# Number of Phrags registered in 2014



## eteson (Feb 9, 2015)

Dear all 
I am prepairing a small talk about Phrags. for a local society and i would like to include a graph of phrags hybrids registered by year... I do have all the data tilll 2013 (thanks to www.orchideya.ca) but i would like to include 2014.. 
Any suggestion about how I can get it?
Thank you so much!
Eliseo


----------



## phrag guy (Feb 9, 2015)

I think there was 25 in 2014


----------



## Drorchid (Feb 9, 2015)

eteson said:


> Dear all
> I am prepairing a small talk about Phrags. for a local society and i would like to include a graph of phrags hybrids registered by year... I do have all the data tilll 2013 (thanks to www.orchideya.ca) but i would like to include 2014..
> Any suggestion about how I can get it?
> Thank you so much!
> Eliseo



Can you share your findings here on slippertalk? 

Robert


----------



## eteson (Feb 9, 2015)

Thanks Rusell, 'ive ued 25

Robert, findings? Nothing new... It is clear that we neglected this genus for about 80 years and besseae rocketed the Phrag. interest and Phrag. breeding ... but I wanted to have it represented in a graphic...


----------



## terryros (Feb 9, 2015)

I think we will see another peak developing with kovachii. I know that Robert has a number of things cooking in the lab.
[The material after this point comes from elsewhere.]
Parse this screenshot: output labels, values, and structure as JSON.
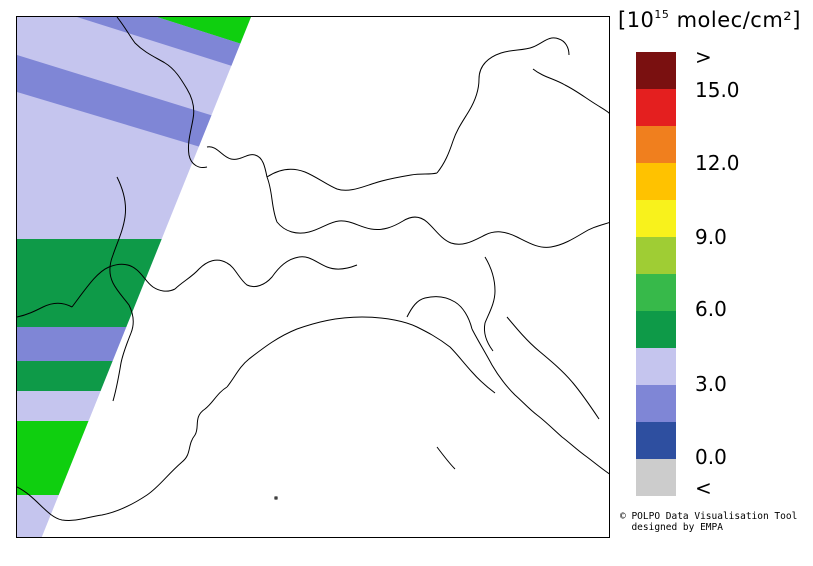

Sent from my iPad using Tapatalk HD


----------



## Drorchid (Feb 9, 2015)

Thanks Eliseo! Interesting that there is a clear peak around 2004 - 2006, and then it dwindles off again, I wonder if that peak was with all the new first generation kovachii hybrids. I am sure it will go up again with second generation kovachii hybrids and all the new hybrids that will be made with new species like manzurii and Phrag. anguloi.

Robert


----------



## orchideya (Jan 27, 2016)

Probably too late, I have updated the page with 2014 and 2015 registrations.
http://www.orchideya.ca/phragmipediums-by-year.aspx
Sorry, didn't have much time to work on this lately...


----------



## NYEric (Jan 27, 2016)

Wow! Thanks for the link.
I see EYOF has been busy!!!


----------



## SlipperFan (Jan 28, 2016)

Wow is right! What a great amount of work -- thank you for doing this and for posting the link!


----------